I move amendment No. 6:—
In page 9, to delete Section 24, lines 26 to 38, inclusive, and substitute:—
A lottery shall not be unlawful if—
(i) it is promoted as part of a circus or other travelling show on a day on which under Section 6 gaming is permitted, or
(ii) it is promoted as part of a carnival, bazaar, sports meeting, local festival, exhibition or other like event on a day on which under Section 7 gaming is permitted and the persons arranging for the holding of the event derive no personal profit from the event or from the lottery, or (iii) it is promoted by the licensee of a licensed amusement hall or funfair as part of the entertainment therein, and
(b) the tickets are not sold outside the place or premises where the event is in progress, and
(c) they are sold only on the same day as the draw and announcement of results, and
(d) the price of each ticket is not more than sixpence, and
(e) no person may win more than the value of ten shillings in the lottery, and
(f) neither taking part in nor the result of the lottery entitles the participant to take part in any other lottery or game or otherwise to receive or be eligible to compete for any money or money's worth.
As Deputies will recollect, there were suggestions on the Committee Stage that, in moving amendment No. 35, dealing with lotteries at circuses, carnivals and licensed amusement halls, I was in some way departing from the general principles of the Bill. I have had the whole matter reexamined and I am satisfied that there has been no departure from general principles. Perhaps an explanation of this amendment, which I am moving now and which involves the deletion of Section 24, will clear the air.
The promotion of games of chance in Parts II and III of this Bill is permitted for stakes not exceeding 6d. and prizes not exceeding 10/-; that is under Section 6 for commercial purposes, Section 7 for purposes other than private profit and Section 13 for commercial purposes also. This amendment will permit the promotion of lotteries under Part IV of the Bill for tickets priced not more than 6d.; and prizes not exceeding 10/- in the identical circumstances of Sections 6, 7 and 13 of Parts II and III of the Bill.
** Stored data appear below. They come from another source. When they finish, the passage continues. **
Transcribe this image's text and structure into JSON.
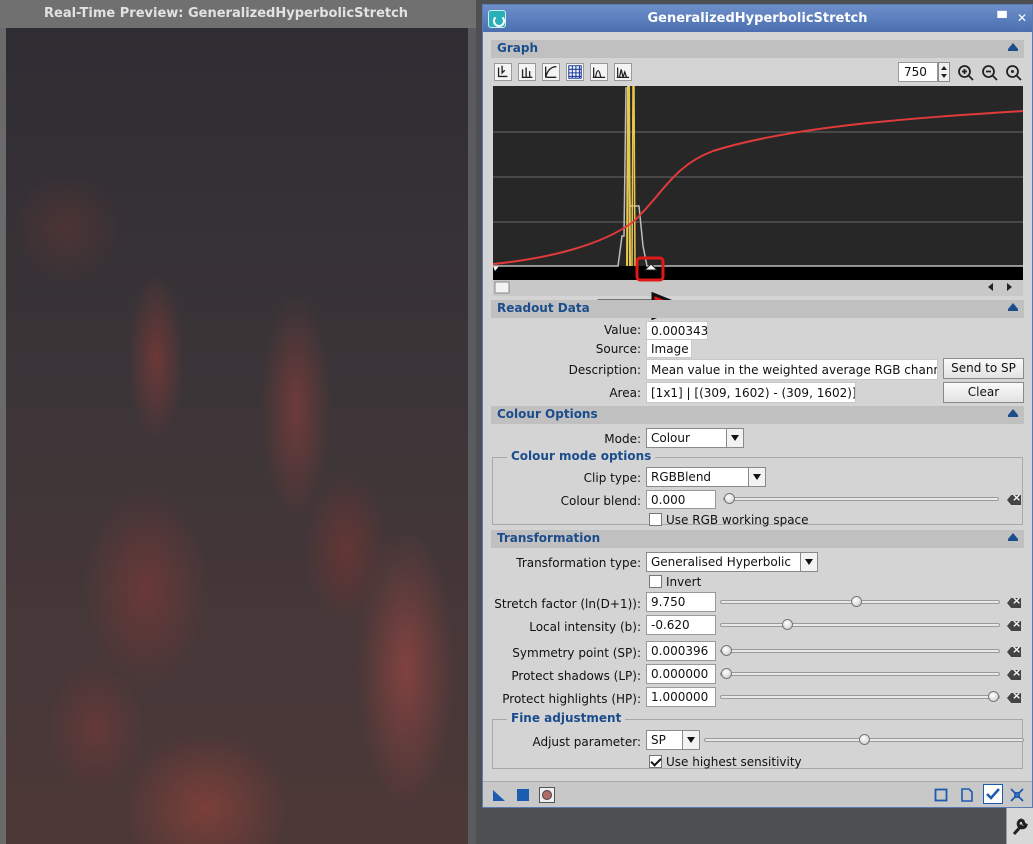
{
  "preview": {
    "title": "Real-Time Preview: GeneralizedHyperbolicStretch"
  },
  "window": {
    "title": "GeneralizedHyperbolicStretch"
  },
  "graph": {
    "section_title": "Graph",
    "zoom_value": "750"
  },
  "readout": {
    "section_title": "Readout Data",
    "value_label": "Value:",
    "value": "0.000343",
    "source_label": "Source:",
    "source": "Image",
    "description_label": "Description:",
    "description": "Mean value in the weighted average RGB channel",
    "send_to_sp_label": "Send to SP",
    "area_label": "Area:",
    "area": "[1x1] | [(309, 1602) - (309, 1602)]",
    "clear_label": "Clear"
  },
  "colour_options": {
    "section_title": "Colour Options",
    "mode_label": "Mode:",
    "mode_value": "Colour",
    "colour_mode_group": "Colour mode options",
    "clip_type_label": "Clip type:",
    "clip_type_value": "RGBBlend",
    "colour_blend_label": "Colour blend:",
    "colour_blend_value": "0.000",
    "colour_blend_level": 0.0,
    "use_rgb_label": "Use RGB working space",
    "use_rgb_checked": false
  },
  "transformation": {
    "section_title": "Transformation",
    "type_label": "Transformation type:",
    "type_value": "Generalised Hyperbolic",
    "invert_label": "Invert",
    "invert_checked": false,
    "stretch_label": "Stretch factor (ln(D+1)):",
    "stretch_value": "9.750",
    "stretch_level": 0.486,
    "local_label": "Local intensity (b):",
    "local_value": "-0.620",
    "local_level": 0.23,
    "sp_label": "Symmetry point (SP):",
    "sp_value": "0.000396",
    "sp_level": 0.0,
    "lp_label": "Protect shadows (LP):",
    "lp_value": "0.000000",
    "lp_level": 0.0,
    "hp_label": "Protect highlights (HP):",
    "hp_value": "1.000000",
    "hp_level": 1.0
  },
  "fine_adjustment": {
    "group_title": "Fine adjustment",
    "adjust_label": "Adjust parameter:",
    "adjust_value": "SP",
    "adjust_level": 0.5,
    "sensitivity_label": "Use highest sensitivity",
    "sensitivity_checked": true
  },
  "colors": {
    "section_title": "#1b4d8c",
    "curve": "#e03a3a",
    "histogram_peak": "#e8c84a",
    "annotation": "#e01818"
  }
}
It was, of course, a defect originally in Section 23 of the Bill that there was no limitation on the price of tickets; and the amendment moved on the Committee Stage sought to give effect to our second thoughts. Deputies should get out of their heads that there is a departure from the principles enunciated in the Second Reading in now allowing lotteries at circuses and licensed halls. These lotteries, with stakes not exceeding 6d. and prizes of not more than 10/-, do not differ in any essential from the games of chance for like amounts. A lottery on the wheel-of-fortune is almost indistinguishable in its results from the collective game of pongo; and there is no good reason why the one should not be allowed as well as the other so long as the stakes are kept so low as not to bring about the quick expenditure of all the players ready cash and the prizes are not so high as to be a compelling inducement to try to "get rich quick".